The front-line reality faced by long-term and community care aides, and trades/maintenance staff drove home the need to establish staffing ratios and minimum maintenance standards.
Care aides Heather Davis and Veena Barn told HEABC’s negotiators of the “unrealistic time frame” they’re given to provide personal care to seniors.
Davis explained how she and another care aide are expected to toilet, dress and prepare dentures for 17 residents and then transfer them to the dining room in about eight minutes each.
“It affords no privacy for seniors,” said Davis who’d like time for the “basics” — like talking to dying residents.
The union is proposing a process that would fully implement staffing ratios in continuing care facilities by March 31, 2002.
HEABC also heard from Surrey Memorial plumber Dave Pellerin and Lion’s Gate millwright/machinist Brian Smith on the unions’ proposal to establish minimum standards for maintenance and plant services.

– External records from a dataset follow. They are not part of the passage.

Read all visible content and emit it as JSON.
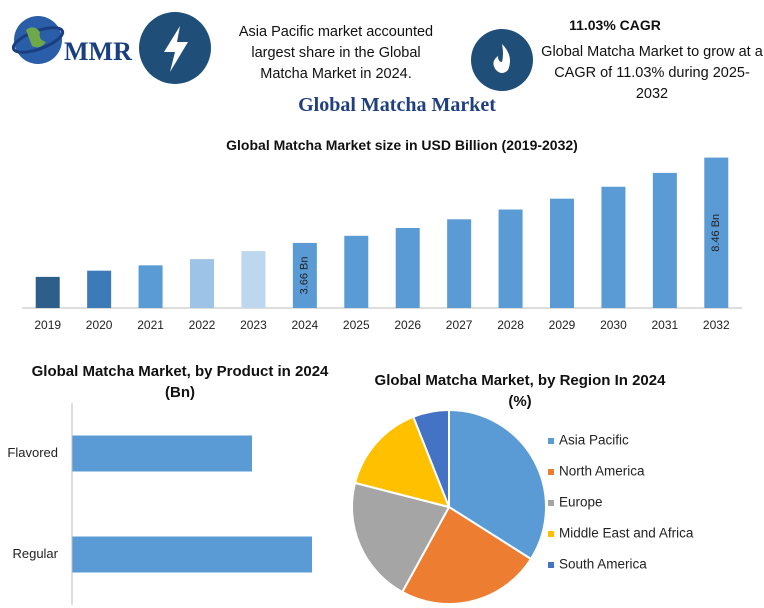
{
  "header": {
    "logo": "MMR",
    "note_left": "Asia Pacific market accounted largest share in the Global Matcha Market in 2024.",
    "cagr_title": "11.03% CAGR",
    "note_right": "Global Matcha Market to grow at a CAGR of 11.03% during 2025-2032",
    "title": "Global Matcha Market"
  },
  "chart_data": [
    {
      "type": "bar",
      "title": "Global Matcha Market size in USD Billion (2019-2032)",
      "categories": [
        "2019",
        "2020",
        "2021",
        "2022",
        "2023",
        "2024",
        "2025",
        "2026",
        "2027",
        "2028",
        "2029",
        "2030",
        "2031",
        "2032"
      ],
      "values": [
        1.75,
        2.1,
        2.4,
        2.75,
        3.2,
        3.66,
        4.06,
        4.5,
        4.99,
        5.54,
        6.15,
        6.82,
        7.6,
        8.46
      ],
      "value_labels": [
        null,
        null,
        null,
        null,
        null,
        "3.66 Bn",
        null,
        null,
        null,
        null,
        null,
        null,
        null,
        "8.46 Bn"
      ],
      "colors": [
        "#2e5f8a",
        "#3d7ab8",
        "#5b9bd5",
        "#9dc3e6",
        "#bdd7ee",
        "#5b9bd5",
        "#5b9bd5",
        "#5b9bd5",
        "#5b9bd5",
        "#5b9bd5",
        "#5b9bd5",
        "#5b9bd5",
        "#5b9bd5",
        "#5b9bd5"
      ],
      "ylim": [
        0,
        9
      ]
    },
    {
      "type": "barh",
      "title": "Global Matcha Market, by Product in 2024 (Bn)",
      "categories": [
        "Flavored",
        "Regular"
      ],
      "values": [
        1.2,
        1.6
      ],
      "color": "#5b9bd5",
      "xlim": [
        0,
        2.2
      ]
    },
    {
      "type": "pie",
      "title": "Global Matcha Market, by Region In 2024 (%)",
      "categories": [
        "Asia Pacific",
        "North America",
        "Europe",
        "Middle East and Africa",
        "South America"
      ],
      "values": [
        34,
        24,
        21,
        15,
        6
      ],
      "colors": [
        "#5b9bd5",
        "#ed7d31",
        "#a5a5a5",
        "#ffc000",
        "#4472c4"
      ],
      "legend": "right"
    }
  ]
}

“The lack of critical preventative maintenance (results in) needless risk to patients and staff,” said Pellerin. “Add to this the rapid deterioration of health care facilities and you have a recipe for disaster.”
Smith said maintenance/trades staffing at Lions Gate was one third the level set by a U.S. hospitals’ group.
The unions’ have proposed establishing minimum maintenance standards through a joint union management committee.
SPIN OF THE WEEK HEABC head Gary Moser told The Province newspaper that there’s good science supporting the benefits of mechanical lifts — the problem is money.
COUNTERSPIN A no manual lift policy could pay for itself in as little as nine months. Health employers can take that to the bank.